MacBook overheating

Discussion in 'MacBook' started by monalisaa 98, Mar 11, 2013.

  1. monalisaa 98 macrumors newbie

    Mar 11, 2013
    I own a late 2009 model MacBook, that is constantly overheating. After having it turned on for 5 minutes, its up to about 80 degrees and rising, up to where I physically cant touch it anymore. The fan goes crazy.
    I know this isn't normal, because I I've had it for a few years now, and it's been fine, until now.
    I do realise open applications can contribute to this, but it makes no difference what I have opened.
    I do however, need a battery replaced, being drastic as it wont last more than 2 hours. Could this be a contributing factor?
    It's getting to the point where I can't use it for more than a few seconds, before its starts to lag from the heat.
    Help would be much appreciated in a solution to my problem,
    Thank you-
  2. simsaladimbamba

    Nov 28, 2010
    If your Mac would overheat, it would shut down. 80° C is an acceptable temperature for the CPU, which can withstand up to 105° C.
    Those Macs in their heat - a sine of over-heating? - a short story by Mister GGJstudios

    Anyway, the heat does not make your computer lag, the CPU activity does, therefore open Activity Monitor and select All Processes* and then sort by CPU** to show you the process(es) slowing down your Mac or speeding up your fan(s) or causing more heat.


  3. seveej macrumors 6502a


    Dec 14, 2009
    Helsinki, Finland
    Heating up like that (80deg in a few minutes) can be based on two different scenarios.

    Either you have some process running, at 200% (check activity monitor as simsaladimbamba suggested). Don't worry doing this for 10 minutes to get a clear picture will not damage your machine - worst case it will shutdown to avoid overheating. If you find nothing (CPU utilization on idle stays solidly below 50%), check next.

    Alternatively, you may have a problem with your mechanical cooling. The problem may be based on several reasons:
    - CPU does not transfer heat to heat sink
    - heat sink not in physical contact with chips
    - air ducts clogged up
    Sadly, none of these can be done properly without opening up the computer, but the last is pretty simple - what you need is a philips #00 screwdriver (any hardware shop sells these) and a can of compressed air (preferably, but in a pinch you can use your lungs). Shut down machine. Unscrew eight screws on bottom plate. Remove lid. Take compressed air and blow on fan so that air current is directed toward back of machine (blow the dust out). You are ready when you see no dust on the fan or the metal grill behind the fan.

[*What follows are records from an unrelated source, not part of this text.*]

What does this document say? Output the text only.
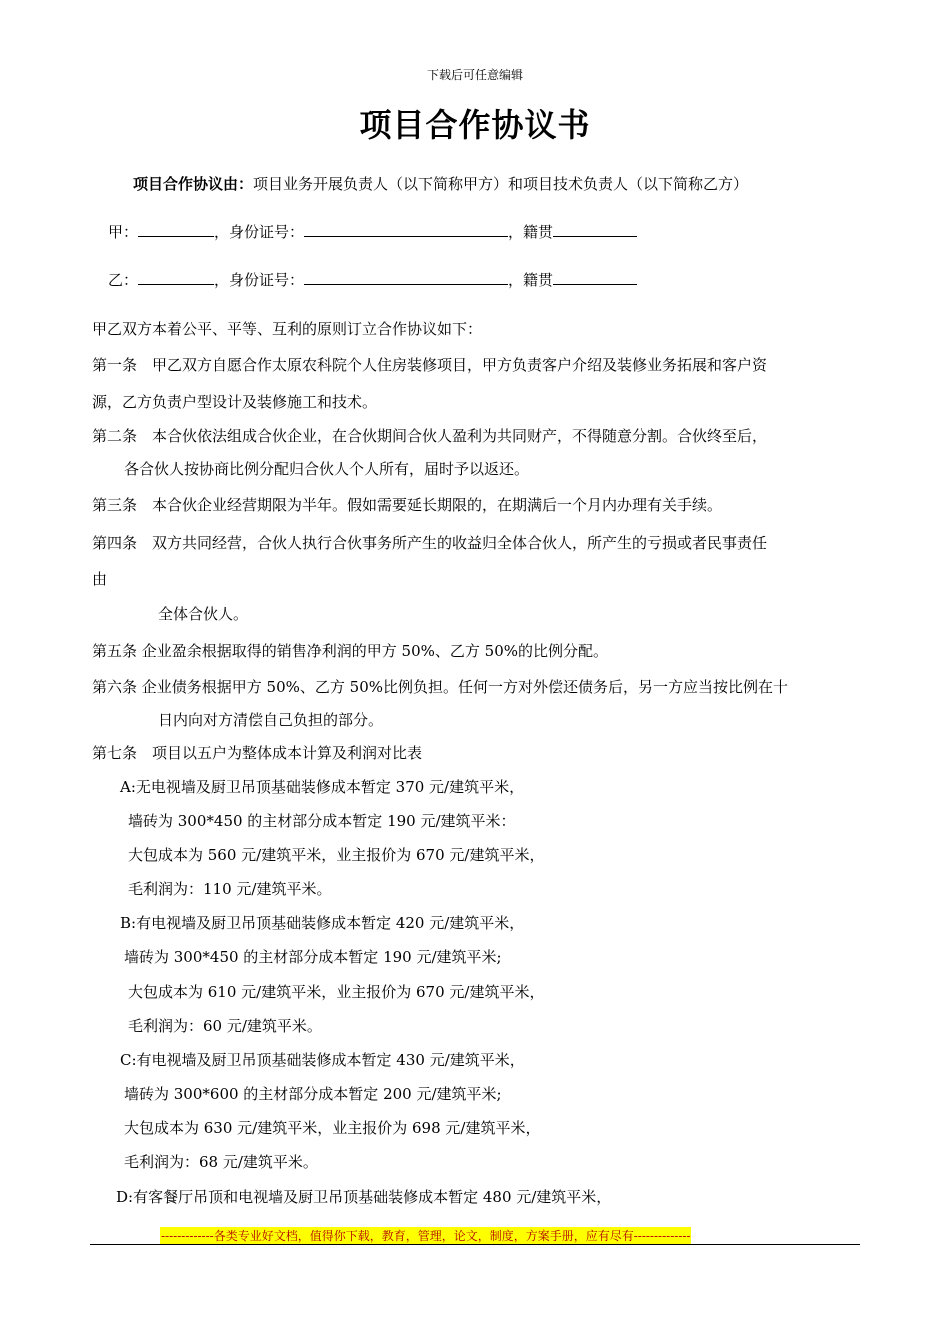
下载后可任意编辑
项目合作协议书
项目合作协议由：项目业务开展负责人（以下简称甲方）和项目技术负责人（以下简称乙方）
甲：	，身份证号：	，籍贯
乙：	，身份证号：	，籍贯
甲乙双方本着公平、平等、互利的原则订立合作协议如下：
第一条　甲乙双方自愿合作太原农科院个人住房装修项目，甲方负责客户介绍及装修业务拓展和客户资
源，乙方负责户型设计及装修施工和技术。
第二条　本合伙依法组成合伙企业，在合伙期间合伙人盈利为共同财产，不得随意分割。合伙终至后，
各合伙人按协商比例分配归合伙人个人所有，届时予以返还。
第三条　本合伙企业经营期限为半年。假如需要延长期限的，在期满后一个月内办理有关手续。
第四条　双方共同经营，合伙人执行合伙事务所产生的收益归全体合伙人，所产生的亏损或者民事责任
由
全体合伙人。
第五条 企业盈余根据取得的销售净利润的甲方 50%、乙方 50%的比例分配。
第六条 企业债务根据甲方 50%、乙方 50%比例负担。任何一方对外偿还债务后，另一方应当按比例在十
日内向对方清偿自己负担的部分。
第七条　项目以五户为整体成本计算及利润对比表
A:无电视墙及厨卫吊顶基础装修成本暂定 370 元/建筑平米，
墙砖为 300*450 的主材部分成本暂定 190 元/建筑平米：
大包成本为 560 元/建筑平米，业主报价为 670 元/建筑平米，
毛利润为：110 元/建筑平米。
B:有电视墙及厨卫吊顶基础装修成本暂定 420 元/建筑平米，
墙砖为 300*450 的主材部分成本暂定 190 元/建筑平米;
大包成本为 610 元/建筑平米，业主报价为 670 元/建筑平米，
毛利润为：60 元/建筑平米。
C:有电视墙及厨卫吊顶基础装修成本暂定 430 元/建筑平米，
墙砖为 300*600 的主材部分成本暂定 200 元/建筑平米;
大包成本为 630 元/建筑平米，业主报价为 698 元/建筑平米，
毛利润为：68 元/建筑平米。
D:有客餐厅吊顶和电视墙及厨卫吊顶基础装修成本暂定 480 元/建筑平米，
-------------各类专业好文档，值得你下载，教育，管理，论文，制度，方案手册，应有尽有--------------
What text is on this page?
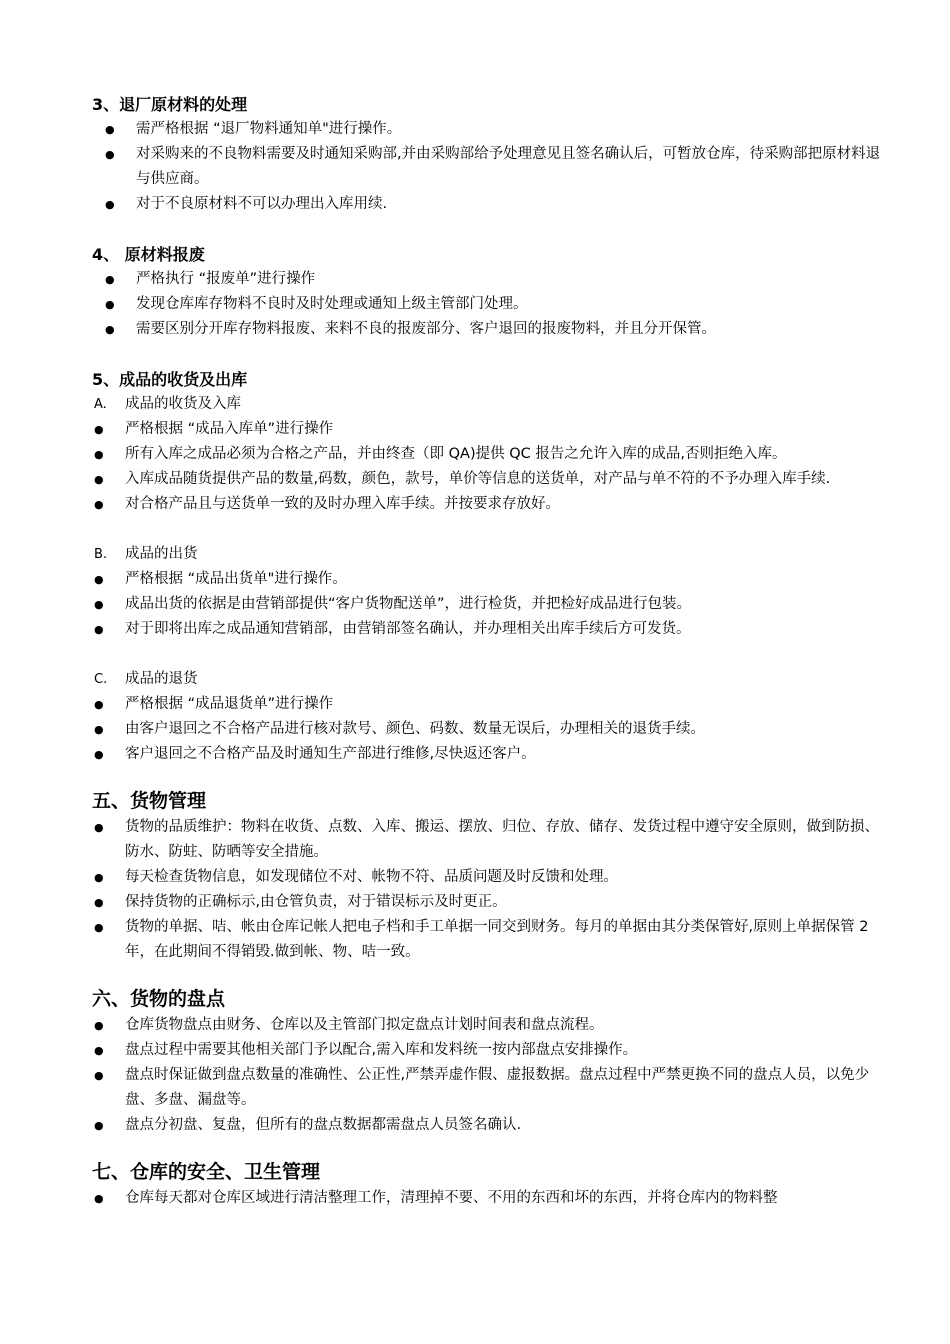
3、退厂原材料的处理
● 需严格根据 “退厂物料通知单"进行操作。
● 对采购来的不良物料需要及时通知采购部,并由采购部给予处理意见且签名确认后，可暂放仓库，待采购部把原材料退与供应商。
● 对于不良原材料不可以办理出入库用续.
4、 原材料报废
● 严格执行 “报废单”进行操作
● 发现仓库库存物料不良时及时处理或通知上级主管部门处理。
● 需要区别分开库存物料报废、来料不良的报废部分、客户退回的报废物料，并且分开保管。
5、成品的收货及出库
A. 成品的收货及入库
● 严格根据 “成品入库单”进行操作
● 所有入库之成品必须为合格之产品，并由终查（即 QA)提供 QC 报告之允许入库的成品,否则拒绝入库。
● 入库成品随货提供产品的数量,码数，颜色，款号，单价等信息的送货单，对产品与单不符的不予办理入库手续.
● 对合格产品且与送货单一致的及时办理入库手续。并按要求存放好。
B. 成品的出货
● 严格根据 “成品出货单"进行操作。
● 成品出货的依据是由营销部提供“客户货物配送单”，进行检货，并把检好成品进行包装。
● 对于即将出库之成品通知营销部，由营销部签名确认，并办理相关出库手续后方可发货。
C. 成品的退货
● 严格根据 “成品退货单”进行操作
● 由客户退回之不合格产品进行核对款号、颜色、码数、数量无误后，办理相关的退货手续。
● 客户退回之不合格产品及时通知生产部进行维修,尽快返还客户。
五、货物管理
● 货物的品质维护：物料在收货、点数、入库、搬运、摆放、归位、存放、储存、发货过程中遵守安全原则，做到防损、防水、防蛀、防晒等安全措施。
● 每天检查货物信息，如发现储位不对、帐物不符、品质问题及时反馈和处理。
● 保持货物的正确标示,由仓管负责，对于错误标示及时更正。
● 货物的单据、咭、帐由仓库记帐人把电子档和手工单据一同交到财务。每月的单据由其分类保管好,原则上单据保管 2 年，在此期间不得销毁.做到帐、物、咭一致。
六、货物的盘点
● 仓库货物盘点由财务、仓库以及主管部门拟定盘点计划时间表和盘点流程。
● 盘点过程中需要其他相关部门予以配合,需入库和发料统一按内部盘点安排操作。
● 盘点时保证做到盘点数量的准确性、公正性,严禁弄虚作假、虚报数据。盘点过程中严禁更换不同的盘点人员，以免少盘、多盘、漏盘等。
● 盘点分初盘、复盘，但所有的盘点数据都需盘点人员签名确认.
七、仓库的安全、卫生管理
● 仓库每天都对仓库区域进行清洁整理工作，清理掉不要、不用的东西和坏的东西，并将仓库内的物料整
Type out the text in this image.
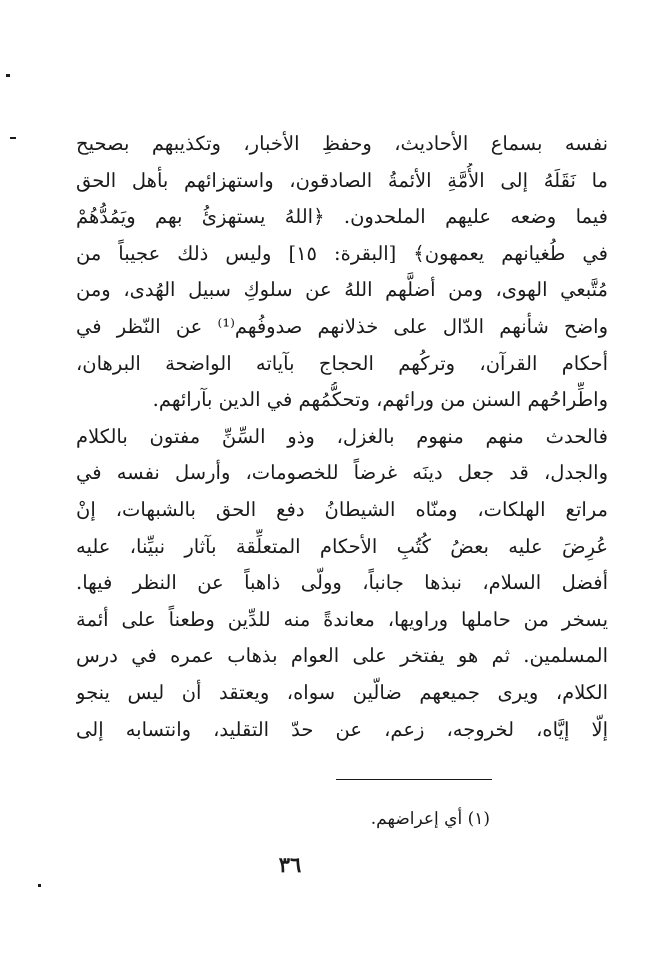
نفسه بسماع الأحاديث، وحفظِ الأخبار، وتكذيبهم بصحيح
ما نَقَلَهُ إلى الأُمَّةِ الأئمةُ الصادقون، واستهزائهم بأهل الحق
فيما وضعه عليهم الملحدون. ﴿اللهُ يستهزئُ بهم ويَمُدُّهُمْ
في طُغيانهم يعمهون﴾ [البقرة: ١٥] وليس ذلك عجيباً من
مُتَّبعي الهوى، ومن أضلَّهم اللهُ عن سلوكِ سبيل الهُدى، ومن
واضح شأنهم الدّال على خذلانهم صدوفُهم⁽¹⁾ عن النّظر في
أحكام القرآن، وتركُهم الحجاج بآياته الواضحة البرهان،
واطِّراحُهم السنن من ورائهم، وتحكُّمُهم في الدين بآرائهم.
فالحدث منهم منهوم بالغزل، وذو السِّنِّ مفتون بالكلام
والجدل، قد جعل دينَه غرضاً للخصومات، وأرسل نفسه في
مراتع الهلكات، ومنّاه الشيطانُ دفع الحق بالشبهات، إنْ
عُرِضَ عليه بعضُ كُتُبِ الأحكام المتعلِّقة بآثار نبيِّنا، عليه
أفضل السلام، نبذها جانباً، وولّى ذاهباً عن النظر فيها.
يسخر من حاملها وراويها، معاندةً منه للدِّين وطعناً على أئمة
المسلمين. ثم هو يفتخر على العوام بذهاب عمره في درس
الكلام، ويرى جميعهم ضالّين سواه، ويعتقد أن ليس ينجو
إلّا إيَّاه، لخروجه، زعم، عن حدّ التقليد، وانتسابه إلى
(١) أي إعراضهم.
٣٦
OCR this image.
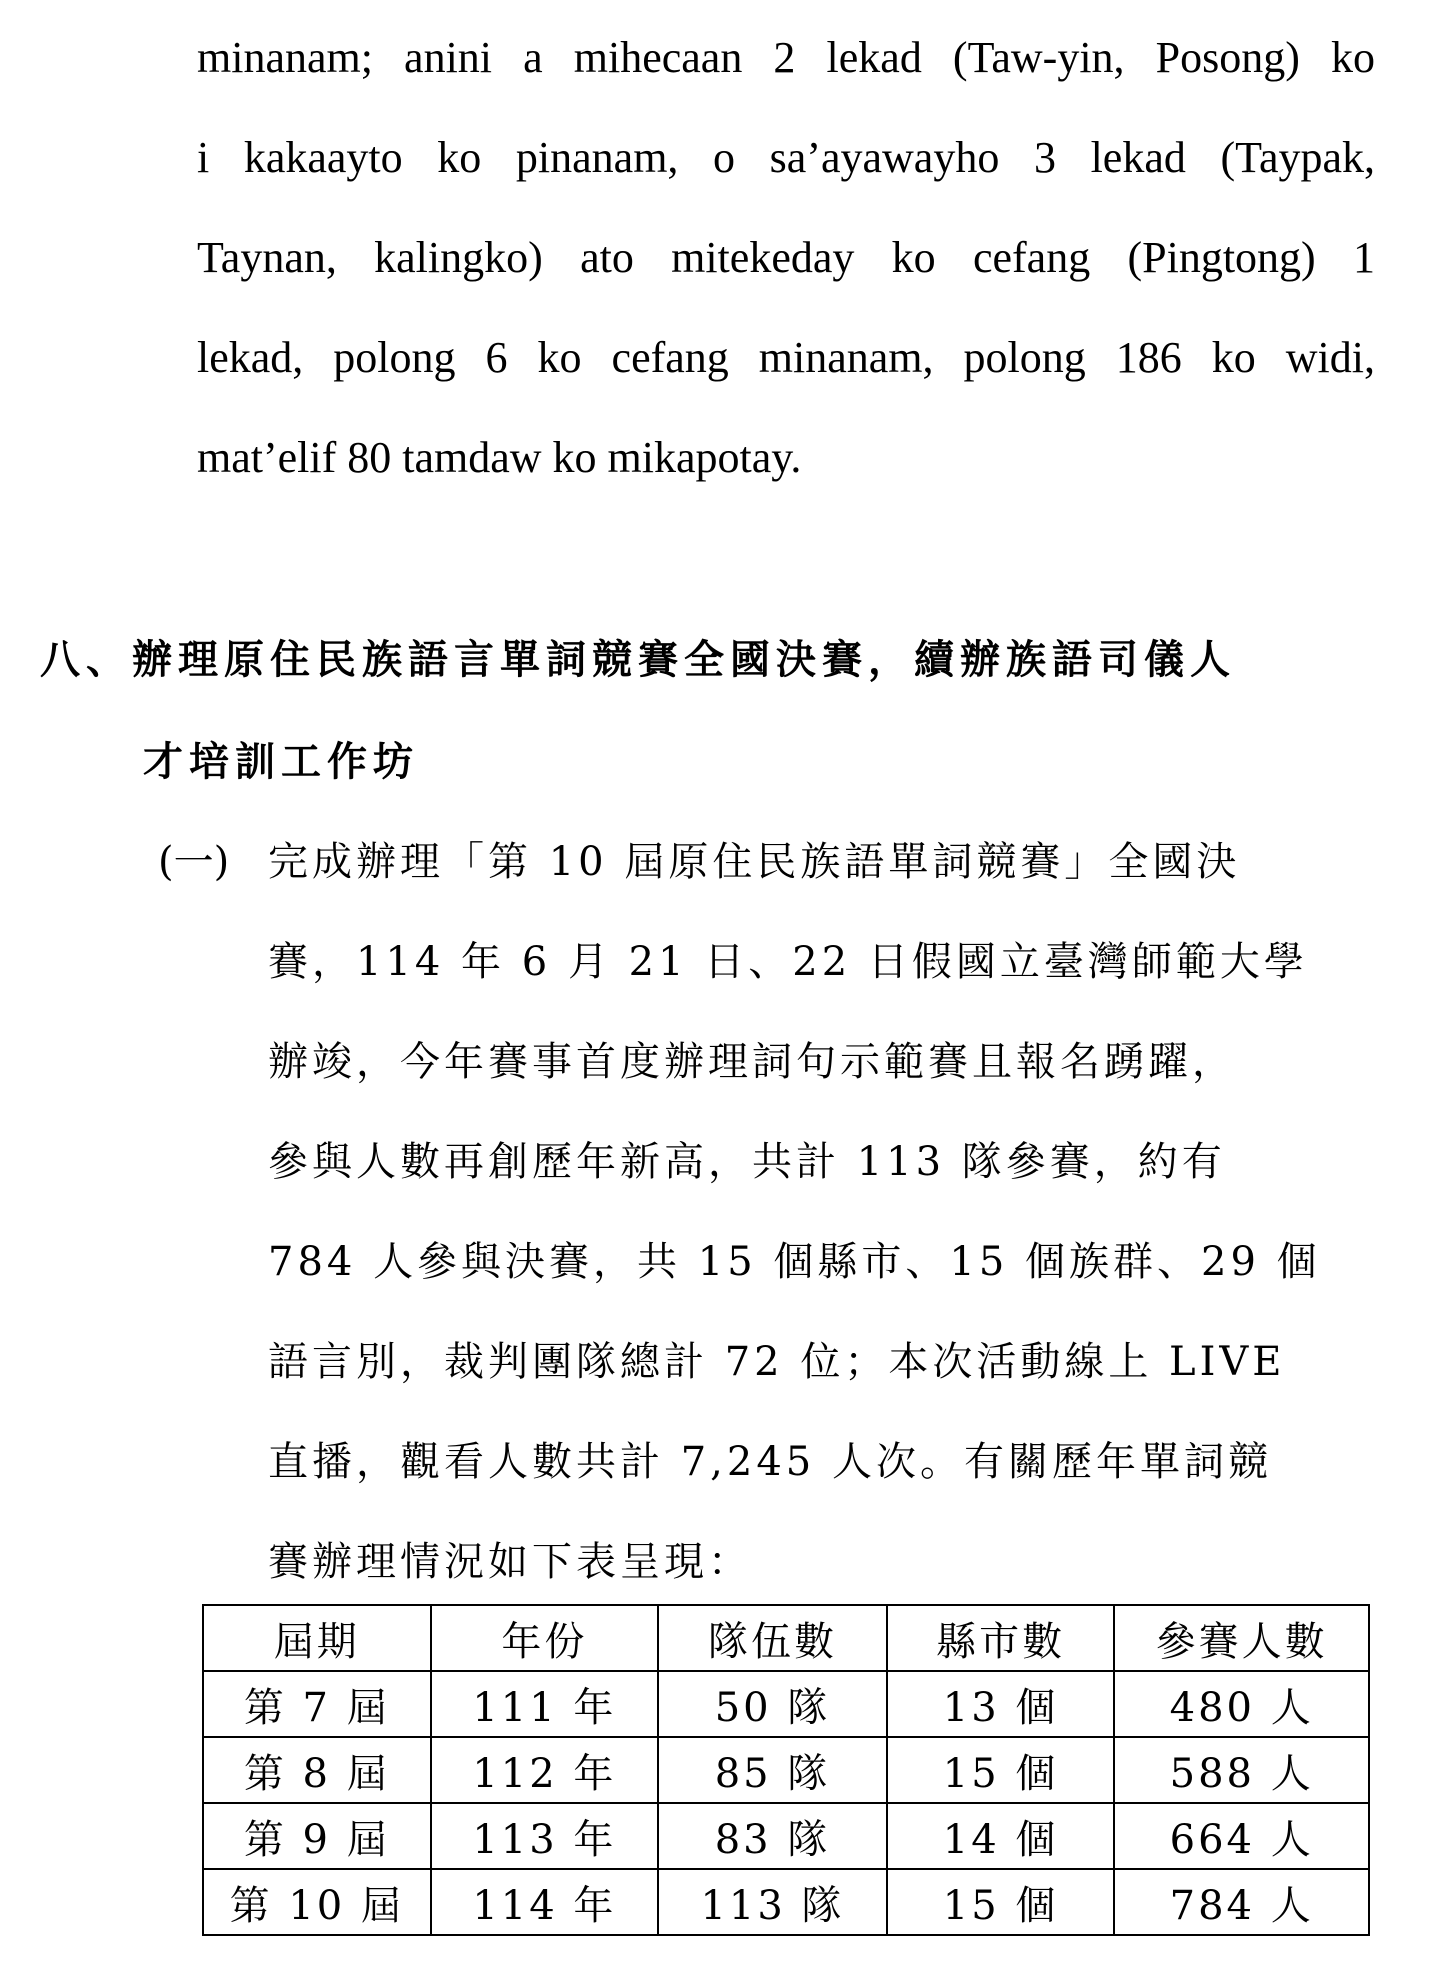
minanam; anini a mihecaan 2 lekad (Taw-yin, Posong) ko
i kakaayto ko pinanam, o sa’ayawayho 3 lekad (Taypak,
Taynan, kalingko) ato mitekeday ko cefang (Pingtong) 1
lekad, polong 6 ko cefang minanam, polong 186 ko widi,
mat’elif 80 tamdaw ko mikapotay.
八、辦理原住民族語言單詞競賽全國決賽，續辦族語司儀人
才培訓工作坊
(一) 完成辦理「第 10 屆原住民族語單詞競賽」全國決
賽，114 年 6 月 21 日、22 日假國立臺灣師範大學
辦竣，今年賽事首度辦理詞句示範賽且報名踴躍，
參與人數再創歷年新高，共計 113 隊參賽，約有
784 人參與決賽，共 15 個縣市、15 個族群、29 個
語言別，裁判團隊總計 72 位；本次活動線上 LIVE
直播，觀看人數共計 7,245 人次。有關歷年單詞競
賽辦理情況如下表呈現：
屆期	年份	隊伍數	縣市數	參賽人數
第 7 屆	111 年	50 隊	13 個	480 人
第 8 屆	112 年	85 隊	15 個	588 人
第 9 屆	113 年	83 隊	14 個	664 人
第 10 屆	114 年	113 隊	15 個	784 人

    Sadly, the other two you cannot address without the help of a seasoned amateur at least.

  4. Commy1 macrumors 6502a


    Feb 25, 2013
    Check the active processes first, then open her up. I have a feeling it'll be a little dusty inside. And if that's not the case then try a thermal repast. I'm pretty sure iFixit will have a guide on it as to how to get down to the processor.
    You can order a cleaning kit from Newegg by Artic Silver, or use raw glass cleaner. Then pick out a thermal paste, I recommend, if you can't find IC Diamond, Arctic Silver 5.
    It's made with 99.9% silver particles, not silicon base so it stays pasty and won't cake. Did wonders for my Alienware M14x before I sold it, brought temps down from High 80's/90's to 75 max under full gaming load. I'm pretty sure your Macbook isn't doing as much work as that.